Migrating workloads to Primus (Megatron-Core backend) from Megatron-LM

Migrating workloads to Primus (Megatron-Core backend) from Megatron-LM#

2025-08-21

5 min read time

Applies to Linux and Windows

Primus supports Megatron-Core as backend optimization library, replacing ROCm Megatron-LM. This document outlines the steps to migrate workload from ROCm Megatron-LM to Primus with the Megatron-Core backend.

Model architecture#

ROCm Megatron-LM defines model architecture parameters in the training scripts; for example, the Llama 3 8B model parameters are defined in examples/llama/train_llama3.sh as shown below:

HIDDEN_SIZE=4096
FFN_HIDDEN_SIZE=14336
NUM_LAYERS=32
NUM_HEADS=32
NUM_KV_HEADS=8

Primus defines the model architecture through model YAML configuration files inside the primus/configs/models/megatron/ repository. For example, Llama 3 8B model architecture parameters are defined in primus/configs/models/megatron/llama3_8B.yaml as shown below:

bases:
  - llama3_base.yaml

tokenizer_type: Llama3Tokenizer
tokenizer_model: meta-llama/Llama-3.1-8B

ffn_hidden_size: 14336
hidden_size: 4096
num_attention_heads: 32
num_layers: 32
num_query_groups: 8

Primus’ model config files follow a hierarchical design, meaning that new model config YAMLs can inherit existing model config files by importing them as bases. For example, llama3.1_8B.yaml uses llama3_8B.yaml as a base config and overrides few parameters, as shown below. In this example, llama3.1_8B overrides the max_position_embeddings value:

bases:
  - llama3_8B.yaml

tokenizer_type: Llama3Tokenizer
tokenizer_model: meta-llama/Llama-3.1-8B

max_position_embeddings: 131072

Tip

Primus provides llama_base.yaml as the base configuration, which can be used as bases for additional model architectures. For example, mixtral_base.yaml and deepseek_v3_base.yaml define llama_base.yaml as its base.

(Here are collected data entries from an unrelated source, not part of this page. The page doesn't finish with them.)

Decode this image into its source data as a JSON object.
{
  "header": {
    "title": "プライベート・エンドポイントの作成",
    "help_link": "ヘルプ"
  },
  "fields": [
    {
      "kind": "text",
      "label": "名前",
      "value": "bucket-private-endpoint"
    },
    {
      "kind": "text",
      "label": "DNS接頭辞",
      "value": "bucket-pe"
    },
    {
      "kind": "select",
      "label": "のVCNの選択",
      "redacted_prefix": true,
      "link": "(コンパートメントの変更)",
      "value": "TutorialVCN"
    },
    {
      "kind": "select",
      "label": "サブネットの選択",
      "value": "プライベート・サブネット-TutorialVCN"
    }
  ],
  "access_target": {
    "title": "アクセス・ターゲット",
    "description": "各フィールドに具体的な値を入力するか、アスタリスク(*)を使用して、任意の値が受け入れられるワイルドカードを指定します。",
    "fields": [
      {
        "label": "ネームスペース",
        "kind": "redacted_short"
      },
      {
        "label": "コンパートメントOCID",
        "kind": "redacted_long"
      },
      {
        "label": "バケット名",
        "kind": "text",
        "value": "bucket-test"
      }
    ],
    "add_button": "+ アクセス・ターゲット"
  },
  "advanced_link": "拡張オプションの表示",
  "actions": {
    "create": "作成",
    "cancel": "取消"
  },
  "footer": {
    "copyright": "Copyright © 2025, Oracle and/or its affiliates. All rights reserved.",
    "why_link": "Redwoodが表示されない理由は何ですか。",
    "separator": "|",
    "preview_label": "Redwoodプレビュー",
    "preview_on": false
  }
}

# Example mixtral_base.yaml:

bases:
  - llama_base.yaml

init_method_std: 0.01
rotary_base: 1000000
qk_layernorm: false

group_query_attention: true
num_query_groups: 8

# moe parameters
num_experts: 8
moe_router_topk: 2
moe_router_load_balancing_type: aux_loss
moe_aux_loss_coeff: 1e-2
moe_grouped_gemm: true
moe_token_dispatcher_type: alltoall

It is recommended to add a new ${MODEL_NAME}_base.yaml to add a new category of model and define new models on top of it. For example, to add Qwen2.5 models in Primus, we define qwen2.5_base.yaml and build qwen2.5_7B.yaml and qwen2.5_72B.yaml using qwen2.5_base.yaml as the base config.

Training parameters#

ROCm Megatron-LM also defines the training parameters, like batch size, tensor-parallelism, precision, as so on, in the training scripts. For example, Llama3 8B model parameters are defined in examples/llama/train_llama3.sh as shown below:

TP="${TP:-8}"
PP="${PP:-1}"
CP="${CP:-1}"
MBS="${MBS:-1}"
BS="${BS:-8}"

Primus defines the training parameters in top-level YAML files – see examples/megatron/configs/. For example, the llama3.1_8B-pretrain.yaml configuration imports the llama3.1_8B.yaml model architecture file. Users can then override the default training parameters in llama3.1_8B-pretrain.yaml.

# model to run
model: llama3.1_8B.yaml  # Model architecture yaml
overrides:
  # log
  # disable_wandb: false
  # disable_tensorboard: false
  stderr_sink_level: DEBUG

  log_avg_skip_iterations: 2
  log_avg_reset_interval: 50

  train_iters: 50
  micro_batch_size: 2
  global_batch_size: 128

  seq_length: 8192
  max_position_embeddings: 8192

  lr: 1.0e-5
  min_lr: 0.0
  lr_warmup_iters: 2
  lr_decay_iters: null
  lr_decay_style: cosine
  weight_decay: 0.1
  adam_beta1: 0.9
  adam_beta2: 0.95
  eod_mask_loss: true
  init_method_std: 0.008
  norm_epsilon: 1.0e-6

Backward compatibility with Megatron-LM#

The Dockerized environment used for Primus maintains compatibility with Megatron-LM with limited support. To roll back to using Megatron-LM, follow these steps.

cd /workspace/Megatron-LM/
pip uninstall megatron-core
pip install -e .

Once Megatron-LM is installed, follow the documentation to run workloads as usual.